Dogs can already sniff out bombs, drugs, and contraband foodstuffs. Now, researchers think they can train them to sniff out colorectal cancer.
Researchers in Japan say a Labrador retriever they trained to sniff out the earliest signs of colorectal cancer was able to detect the cancer with up to 98 per cent accuracy.
In a study published in the journal Gut, the researchers reveal how they first trained the female Lab, named Marine, to detect other forms of cancer, such as bladder, esophageal and lung cancer.
Marine was taught to sniff cups of exhaled breath samples and then to sit down in front of the cup that contained the sample from the patient with cancer. When Marine got it right, she was rewarded with a tennis ball.
For this study, Dr. Hideto Sonoda, from the department of surgery at the Postgraduate School of Medicine at Kyushu University in Fukuoka, collected stool and breath samples from 48 patients with colorectal cancer. They collected similar samples from 200 volunteers with no history of cancer and 55 samples from patients with a previous history of cancer.
The bowel cancer samples came from patients with varying stages of disease, while the healthy patients included those with benign bowel polyps. Benign polyps are not cancerous but are considered to be a precursor of bowel cancer.
Over the course of seven months, the dog learned to distinguish the cancerous samples from noncancerous samples in 33 of 36 breath tests and in 37 of 38 stool tests.
That works out to about 95 per cent accuracy for the breath test, and 98 per cent accuracy for the stool test, compared with conventional colonoscopy.
As for how Marine was able to find the cancer with such high accuracy, the study authors suspect there are specific odours given off by cancer cells that circulate in the body and are emitted in the breath and in the stool.
Interestingly, Marine showed the most accurate detection rates when the samples were taken from people with early stage disease.
Even among volunteers without cancer but with other intestinal diseases, such as ischemic colitis or ulcerative colitis, the dog's accuracy remained high.
The study authors note that one of the key colon cancer screening tools currently used, called a fecal occult blood test or FOBT, picks up early-stage disease in only one out of 10 cases.
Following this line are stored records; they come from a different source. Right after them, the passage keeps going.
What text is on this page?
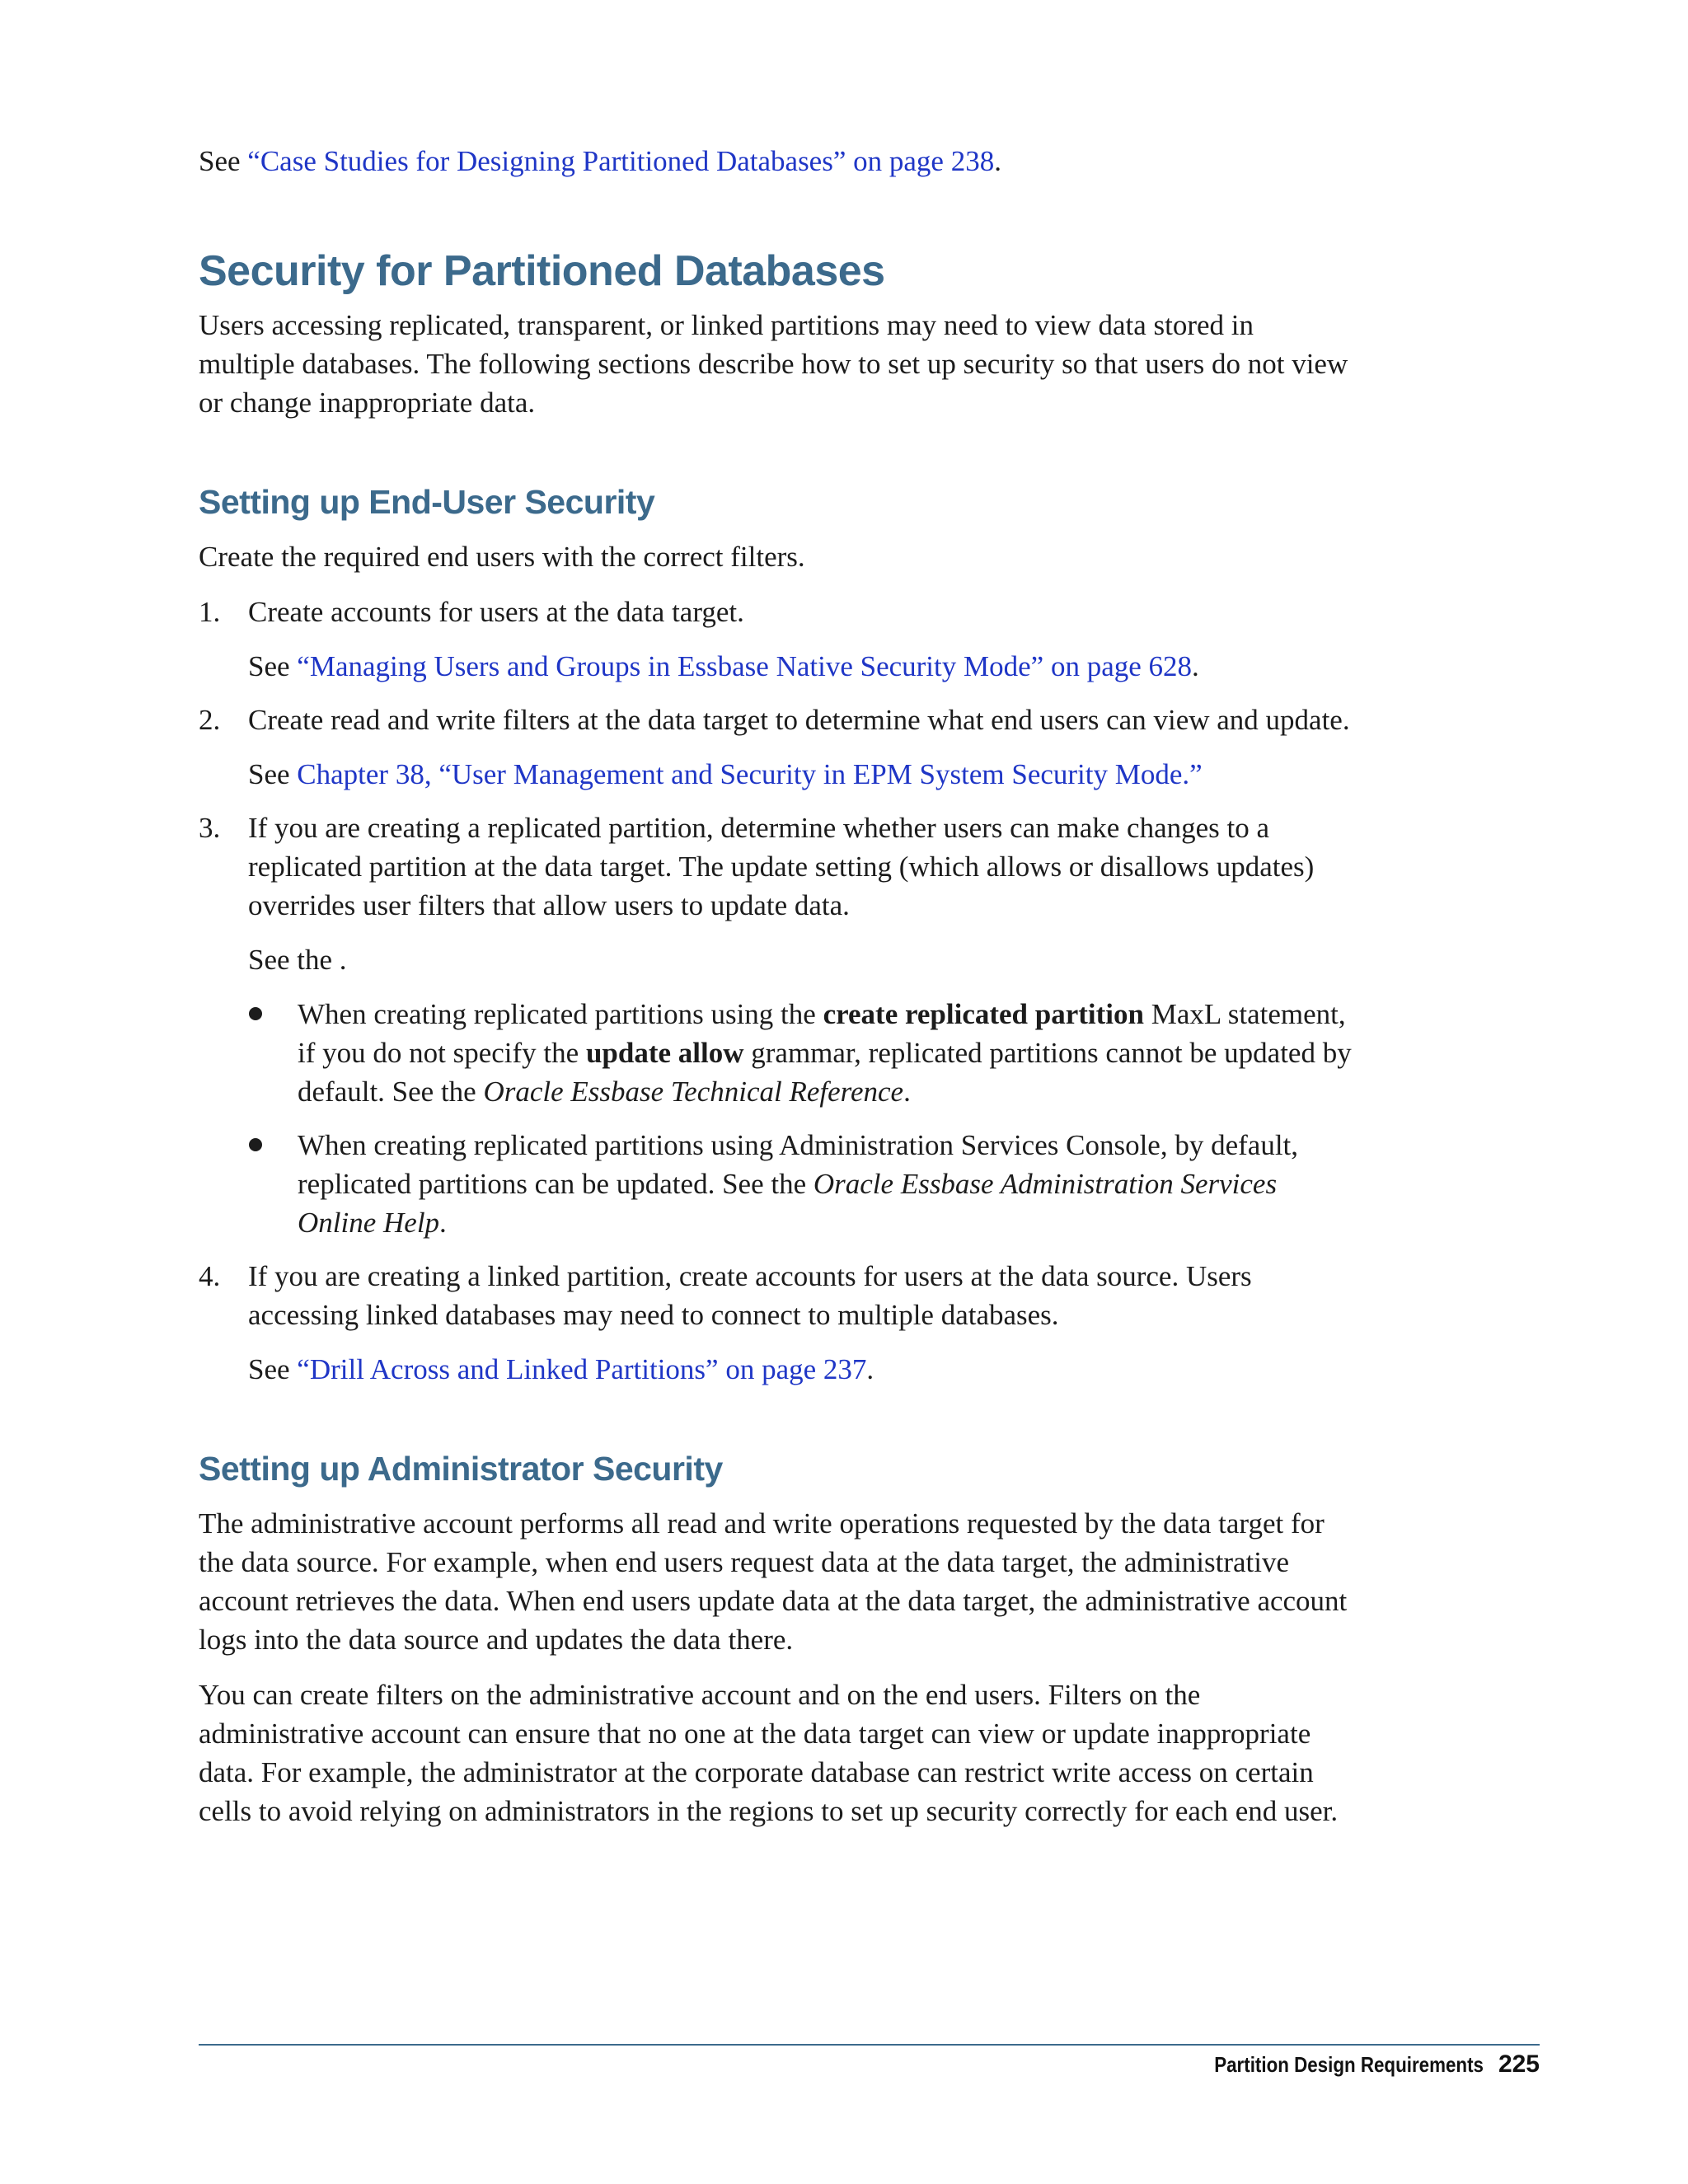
See “Case Studies for Designing Partitioned Databases” on page 238.

Security for Partitioned Databases

Users accessing replicated, transparent, or linked partitions may need to view data stored in multiple databases. The following sections describe how to set up security so that users do not view or change inappropriate data.

Setting up End-User Security

Create the required end users with the correct filters.

1. Create accounts for users at the data target.

See “Managing Users and Groups in Essbase Native Security Mode” on page 628.

2. Create read and write filters at the data target to determine what end users can view and update.

See Chapter 38, “User Management and Security in EPM System Security Mode.”

3. If you are creating a replicated partition, determine whether users can make changes to a replicated partition at the data target. The update setting (which allows or disallows updates) overrides user filters that allow users to update data.

See the .

When creating replicated partitions using the create replicated partition MaxL statement, if you do not specify the update allow grammar, replicated partitions cannot be updated by default. See the Oracle Essbase Technical Reference.

When creating replicated partitions using Administration Services Console, by default, replicated partitions can be updated. See the Oracle Essbase Administration Services Online Help.

4. If you are creating a linked partition, create accounts for users at the data source. Users accessing linked databases may need to connect to multiple databases.

See “Drill Across and Linked Partitions” on page 237.

Setting up Administrator Security

The administrative account performs all read and write operations requested by the data target for the data source. For example, when end users request data at the data target, the administrative account retrieves the data. When end users update data at the data target, the administrative account logs into the data source and updates the data there.

You can create filters on the administrative account and on the end users. Filters on the administrative account can ensure that no one at the data target can view or update inappropriate data. For example, the administrator at the corporate database can restrict write access on certain cells to avoid relying on administrators in the regions to set up security correctly for each end user.

Partition Design Requirements 225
Nevertheless, the authors concede that using dogs to screen for cancers is likely to be too expensive and impractical. But they say their study offers hope that a sensor could be developed to detect the specific compounds that the dog responds to.
"Early detection and early treatment are critical for the successful treatment of cancer and are excellent means for reducing both the economic burden and mortality [of bowel cancer]," comment the authors.